Can Teavana Gain Market Share In China?
China has to be the market where Starbucks can really start growing its numbers because its present footprint is small compared to the population on the ground. That's why I am not surprised to see the coffee house chain targeting to open 900 new stores in China alone this year with thousands to follow in years to come. A growing Chinese middle class is the target market here as discretionary spending is expected to rise meaningfully by 2020 and Starbucks wants to be first in line to avail of it.
However, what I am most excited about is the company's decision to go up against major Chinese heavyweights by bringing in Teavana (Tea Segment) into its stores by September of this year. Teavana has proved a success in US and Canada with mid teen growth rates but can it pull off the unthinkable in China. The chart below demonstrates the huge potential Starbucks has with this project as China by far is the largest tea drinking nation in the world. It won't be easy but even if Starbucks only gains a sliver of this market, it will be enough to drive the stock price higher.

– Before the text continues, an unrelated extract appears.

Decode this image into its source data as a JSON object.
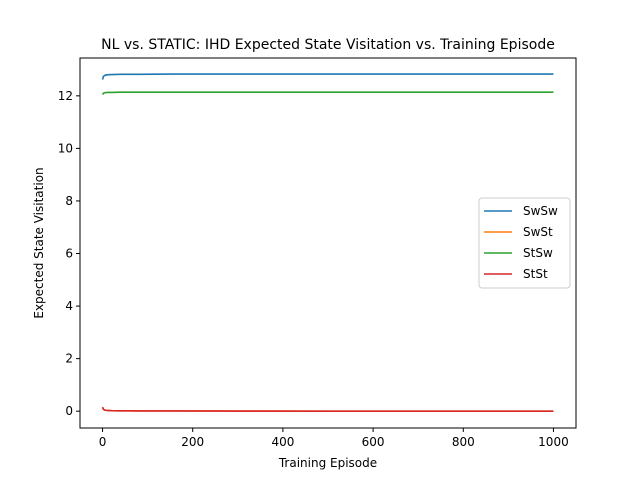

Starbucks Has Much To Gain From A Weaker Dollar
If the dollar breaks down from here (which is shown below in the chart), this would be bullish for Starbucks' international markets in that sales and earnings would get a nice bump up. Currently, the coffee shop chain has almost 50% of its shops in international markets and if the dollar meaningfully breaks through 94 on the dollar index, then I could see Starbucks even upping its optimistic investment options going forward. Why? Well apart from China, India is a huge untapped market that currently has only 100 operating shops. Lower retail sales expectations in the US and the Brexit debacle illustrate to me that the Fed will keep its dovish stance indefinitely. This will keep the dollar from rallying which will be bullish for Starbucks' prospects.
Nespresso & Keurig Deals Should Boost Margins Even More
Furthermore, the company has extended its Keurig Green Mountain relationship and now has branched off into Europe by hooking up with Nestle by launching compatible espresso pod ranges. I live in Europe and the single serve coffee market is definitely growing. Furthermore, the CEO Howard Schultz recently stated that over 50% of prime Starbucks' customers have a Nespresso machine at home which means the company should hit the ground running with this initiative.

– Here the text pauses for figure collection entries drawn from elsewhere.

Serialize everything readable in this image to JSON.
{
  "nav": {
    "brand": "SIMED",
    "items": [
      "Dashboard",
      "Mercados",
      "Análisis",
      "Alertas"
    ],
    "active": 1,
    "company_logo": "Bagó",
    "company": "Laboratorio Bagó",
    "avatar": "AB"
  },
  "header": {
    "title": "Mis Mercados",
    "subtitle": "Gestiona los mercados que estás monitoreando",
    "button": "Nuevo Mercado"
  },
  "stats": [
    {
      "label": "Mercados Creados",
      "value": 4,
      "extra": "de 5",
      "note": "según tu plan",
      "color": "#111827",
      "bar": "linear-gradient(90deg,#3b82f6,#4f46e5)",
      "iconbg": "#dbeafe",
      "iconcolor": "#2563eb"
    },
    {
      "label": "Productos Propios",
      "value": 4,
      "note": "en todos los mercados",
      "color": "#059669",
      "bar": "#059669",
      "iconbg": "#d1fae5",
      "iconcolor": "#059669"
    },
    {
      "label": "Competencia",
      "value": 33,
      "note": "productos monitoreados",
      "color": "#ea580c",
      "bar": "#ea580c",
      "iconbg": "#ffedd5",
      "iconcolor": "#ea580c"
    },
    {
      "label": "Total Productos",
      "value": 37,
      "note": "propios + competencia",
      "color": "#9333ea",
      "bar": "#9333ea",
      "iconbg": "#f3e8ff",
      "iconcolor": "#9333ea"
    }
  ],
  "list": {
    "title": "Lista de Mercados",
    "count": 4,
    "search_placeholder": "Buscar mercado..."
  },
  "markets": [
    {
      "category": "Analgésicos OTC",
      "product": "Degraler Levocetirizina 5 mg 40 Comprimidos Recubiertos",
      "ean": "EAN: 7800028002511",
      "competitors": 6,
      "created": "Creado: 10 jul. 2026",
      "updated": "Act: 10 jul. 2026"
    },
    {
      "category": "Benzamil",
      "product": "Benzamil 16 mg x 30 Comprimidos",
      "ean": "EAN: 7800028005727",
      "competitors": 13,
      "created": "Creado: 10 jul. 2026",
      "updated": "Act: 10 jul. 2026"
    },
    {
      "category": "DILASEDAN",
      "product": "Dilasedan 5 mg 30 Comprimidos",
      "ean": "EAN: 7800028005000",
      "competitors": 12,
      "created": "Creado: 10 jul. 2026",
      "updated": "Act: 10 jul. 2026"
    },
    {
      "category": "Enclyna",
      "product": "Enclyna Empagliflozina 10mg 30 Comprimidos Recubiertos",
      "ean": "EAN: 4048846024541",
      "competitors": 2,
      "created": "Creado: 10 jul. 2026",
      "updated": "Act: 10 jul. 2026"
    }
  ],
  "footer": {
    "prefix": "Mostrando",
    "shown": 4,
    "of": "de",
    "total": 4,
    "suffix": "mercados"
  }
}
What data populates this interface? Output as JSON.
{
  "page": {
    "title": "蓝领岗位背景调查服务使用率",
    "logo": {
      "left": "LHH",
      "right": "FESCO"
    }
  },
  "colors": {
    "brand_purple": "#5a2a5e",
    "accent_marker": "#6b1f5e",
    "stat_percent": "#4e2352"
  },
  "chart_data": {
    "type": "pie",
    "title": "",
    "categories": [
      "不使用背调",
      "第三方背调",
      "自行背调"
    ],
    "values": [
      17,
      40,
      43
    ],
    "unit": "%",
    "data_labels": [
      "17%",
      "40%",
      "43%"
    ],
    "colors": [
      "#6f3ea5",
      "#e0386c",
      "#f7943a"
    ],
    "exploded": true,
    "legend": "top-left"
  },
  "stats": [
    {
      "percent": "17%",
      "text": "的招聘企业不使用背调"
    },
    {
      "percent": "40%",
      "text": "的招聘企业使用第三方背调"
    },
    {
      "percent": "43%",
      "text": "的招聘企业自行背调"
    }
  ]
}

I also like the added diversification of the company's income streams. If money were to get tight or if a recession suddenly emerged, having these diversified income streams should protect it much more than what happened in 2008. Earnings per share more than halved in 2008 so protecting the downside is key and these single serve initiatives do just that.
To sum up, I do not see this stock trading under $60 as its fundamentals and growth metrics are simply too strong. The combination of Teavana growth in China, a weaker dollar and Nespresso single serve growth in Europe illustrate to me that Starbucks' downside is limited here. I would advise going long before the company announces earnings in 14 days time.